2003

Por se tratar de um avião feito de madeira, que deveria carregar um peso extra, ou seja, a carga útil, acreditávamos que a estrutura do avião deveria ser reforçada para suportar os carregamentos envolvidos. Estes carregamentos foram calculados assumindo-se que as cargas eram todas estáticas, em virtude do baixo grau de conhecimento acerca do assunto por parte dos alunos envolvidos. Os impactos foram ignorados e os fatores de segurança superestimados. Dessa forma, a estrutura da fuselagem do avião se tornou uma caixa treliçada de madeira. As características estruturais (rigidez, elasticidade, etc.) do material utilizado foram pesquisadas em livros, que apresentavam valores medianos, sem levar em consideração o tipo de madeira.
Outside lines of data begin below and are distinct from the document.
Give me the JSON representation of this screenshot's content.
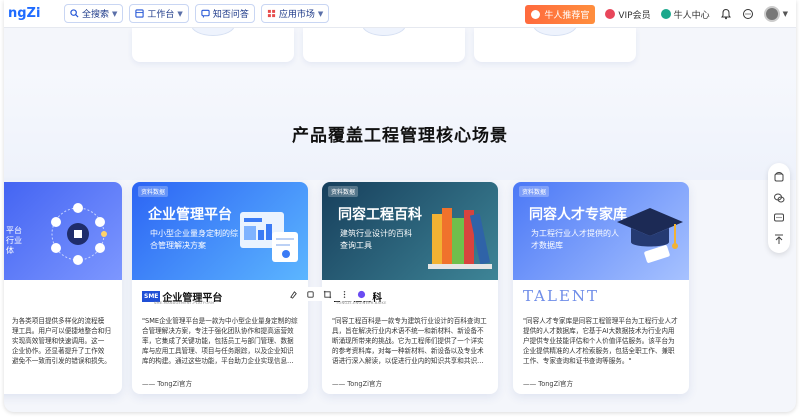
{
  "nav": {
    "logo": "ngZi",
    "pills": [
      {
        "label": "全搜索",
        "icon": "search-icon"
      },
      {
        "label": "工作台",
        "icon": "workbench-icon"
      },
      {
        "label": "知否问答",
        "icon": "qa-icon"
      },
      {
        "label": "应用市场",
        "icon": "apps-icon"
      }
    ],
    "promo": "牛人推荐官",
    "vip": "VIP会员",
    "center": "牛人中心"
  },
  "section": {
    "title": "产品覆盖工程管理核心场景"
  },
  "cards": [
    {
      "badge": "",
      "title": "",
      "subtitle": "",
      "partial_title_lines": [
        "平台",
        "行业",
        "体"
      ],
      "logo_text": "",
      "desc_lines": [
        "为各类项目提供多样化的流程模",
        "理工具。用户可以便捷地整合和归",
        "实现高效管理和快速调用。这一",
        "企业协作。还显著提升了工作效",
        "避免不一致而引发的错误和损失。"
      ],
      "signature": "",
      "colors": [
        "#3a63f5",
        "#6c8cff"
      ]
    },
    {
      "badge": "资料数据",
      "title": "企业管理平台",
      "subtitle": "中小型企业量身定制的综合管理解决方案",
      "logo_mark": "SME",
      "logo_text": "企业管理平台",
      "logo_small": "SME-MANAGEMENT-PLATFORM",
      "desc_lines": [
        "\"SME企业管理平台是一款为中小型企业量身定制的综",
        "合管理解决方案，专注于强化团队协作和提高运营效",
        "率，它集成了关键功能，包括员工与部门管理、数据",
        "库与应用工具管理、项目与任务跟踪，以及企业知识",
        "库的构建。通过这些功能，平台助力企业实现信息…"
      ],
      "signature": "—— TongZi官方",
      "colors": [
        "#2b6af6",
        "#57b3ff"
      ]
    },
    {
      "badge": "资料数据",
      "title": "同容工程百科",
      "subtitle": "建筑行业设计的百科查询工具",
      "logo_text": "容工程百科",
      "logo_small": "TONGZI-ENGINEER-BAIKE",
      "desc_lines": [
        "\"同容工程百科是一款专为建筑行业设计的百科查询工",
        "具，旨在解决行业内术语不统一和新材料、新设备不",
        "断涌现所带来的挑战。它为工程师们提供了一个详实",
        "的参考资料库，对每一种新材料、新设备以及专业术",
        "语进行深入解读，以促进行业内的知识共享和共识…"
      ],
      "signature": "—— TongZi官方",
      "colors": [
        "#1e4b66",
        "#3d7f8f"
      ]
    },
    {
      "badge": "资料数据",
      "title": "同容人才专家库",
      "subtitle": "为工程行业人才提供的人才数据库",
      "logo_text": "TALENT",
      "desc_lines": [
        "\"同容人才专家库是同容工程管理平台为工程行业人才",
        "提供的人才数据库，它基于AI大数据技术为行业内用",
        "户提供专业技能评估和个人价值评估服务。该平台为",
        "企业提供精准的人才检索服务，包括全职工作、兼职",
        "工作、专家查询和证书查询等服务。\""
      ],
      "signature": "—— TongZi官方",
      "colors": [
        "#4f7bf7",
        "#9bb8ff"
      ]
    }
  ]
}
Para manter a segurança, empregou-se colas indicadas por aeromodelistas na união das partes de madeira que compunham a estrutura, mas a quantidade utilizada foi maior do que a necessária. Na época, não sabíamos como dimensionar a quantidade de cola. Assim sendo, a estrutura apresentava um peso desnecessário (!).

A parte frontal do avião onde se localizava o motor também foi superdimensionada, e a parede de fogo, item obrigatório por motivos de segurança, tinha cerca de meia polegada de espessura, fato que hoje sabemos, por experiência, se tratar de um exagero (!!).
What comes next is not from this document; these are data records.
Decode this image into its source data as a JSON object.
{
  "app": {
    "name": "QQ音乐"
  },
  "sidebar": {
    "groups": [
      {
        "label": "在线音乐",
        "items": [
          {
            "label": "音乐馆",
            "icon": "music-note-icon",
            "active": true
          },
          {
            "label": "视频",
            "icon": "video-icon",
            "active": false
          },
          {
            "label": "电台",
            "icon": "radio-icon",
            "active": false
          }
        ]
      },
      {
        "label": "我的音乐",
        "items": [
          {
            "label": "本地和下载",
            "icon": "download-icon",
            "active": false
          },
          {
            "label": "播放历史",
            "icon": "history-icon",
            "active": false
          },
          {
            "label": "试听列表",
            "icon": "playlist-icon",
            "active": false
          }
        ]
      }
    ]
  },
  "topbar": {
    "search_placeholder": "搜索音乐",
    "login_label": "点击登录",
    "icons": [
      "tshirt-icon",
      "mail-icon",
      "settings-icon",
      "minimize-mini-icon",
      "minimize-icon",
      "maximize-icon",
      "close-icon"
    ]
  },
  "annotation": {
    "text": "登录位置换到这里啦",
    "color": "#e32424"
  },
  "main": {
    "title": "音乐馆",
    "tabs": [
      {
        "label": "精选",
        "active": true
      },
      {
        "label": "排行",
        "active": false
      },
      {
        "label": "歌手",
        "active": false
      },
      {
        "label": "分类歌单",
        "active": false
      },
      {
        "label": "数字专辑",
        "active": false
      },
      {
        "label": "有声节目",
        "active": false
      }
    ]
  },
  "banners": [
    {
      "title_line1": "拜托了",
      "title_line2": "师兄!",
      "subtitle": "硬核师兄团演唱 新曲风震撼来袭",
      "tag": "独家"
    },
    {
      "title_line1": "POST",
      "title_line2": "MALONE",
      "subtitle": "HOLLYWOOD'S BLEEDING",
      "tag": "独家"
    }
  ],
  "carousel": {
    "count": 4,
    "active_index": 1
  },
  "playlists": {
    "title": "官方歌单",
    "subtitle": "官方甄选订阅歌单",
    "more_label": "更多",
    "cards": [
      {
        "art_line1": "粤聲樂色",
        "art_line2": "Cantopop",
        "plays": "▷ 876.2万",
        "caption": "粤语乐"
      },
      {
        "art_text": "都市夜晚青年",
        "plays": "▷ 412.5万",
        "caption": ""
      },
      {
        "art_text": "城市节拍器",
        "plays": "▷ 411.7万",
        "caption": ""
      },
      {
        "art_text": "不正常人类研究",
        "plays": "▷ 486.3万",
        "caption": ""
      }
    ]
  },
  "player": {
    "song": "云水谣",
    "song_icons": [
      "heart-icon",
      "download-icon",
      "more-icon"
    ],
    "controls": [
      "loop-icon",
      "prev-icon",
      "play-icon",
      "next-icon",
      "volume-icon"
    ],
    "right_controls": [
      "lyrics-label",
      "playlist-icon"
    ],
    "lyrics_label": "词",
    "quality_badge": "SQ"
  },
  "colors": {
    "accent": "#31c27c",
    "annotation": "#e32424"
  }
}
A cauda do avião era composta por três tubos de alumínio, dispostos em forma de pirâmide. Esses tubos tinham cerca de 90 cm de comprimento, 1,5 cm de diâmetro e 1 mm de espessura. O trem de pouso, feito de alumínio e projetado para suportar cerca de 90% do peso do avião, foi subdimensionado. O fato de não termos levado em conta o impacto contra o solo no momento de um pouso mais abrupto, como o que ocorreu na competição, fez com que o trem de pouso entrasse em colapso. A asa foi feita de isopor de alta densidade para que não houvesse necessidade de estruturas internas para manter a rigidez da mesma. Isso fez com que a asa ficasse muito pesada, ou seja, havia mais um item superdimensionado no avião. Dessa maneira, o avião construído apresentou uma massa final muito elevada, se comparada às de aviões construídos atualmente pela Keep Flying.

A partir dessa experiência, ficou evidente a necessidade de cálculos mais refinados no projeto estrutural do avião, o que acarretava em cálculos ainda mais refinados no tocante à controlabilidade. Percebemos a importância de pesquisas que levem em consideração os aspectos estruturais, aerodinâmicos, construtivos e de controlabilidade do avião e, mais importante ainda, percebemos a necessidade de mantermos um histórico de experiências da equipe, i.e., informações que são passadas aos novos integrantes, para que não se perca tempo fazendo testes ou tentativas que já se mostraram inadequadas para o Aerodesign.

As pesquisas nos levaram a utilizar novos materiais como fibra de vidro, depois substituídas por fibras de carbono e aramida. O uso desses materiais era feito de maneira empírica, com algumas informações adquiridas com pessoas que usavam esses materiais para outras finalidades que não a fabricação de aeromodelos, ou vendedores desses materiais. A utilização de tais materiais obrigou a Keep Flying a procurar patrocinadores fora da universidade, pois esses materiais são caros, por apresentarem alta tecnologia quando comparados à madeira utilizada em aeromodelismo.

Os primeiros passos são realmente os mais difíceis, mas uma vez que aprendemos a andar conseguimos nos levantar após uma queda e até mesmo correr. No nosso caso, voamos.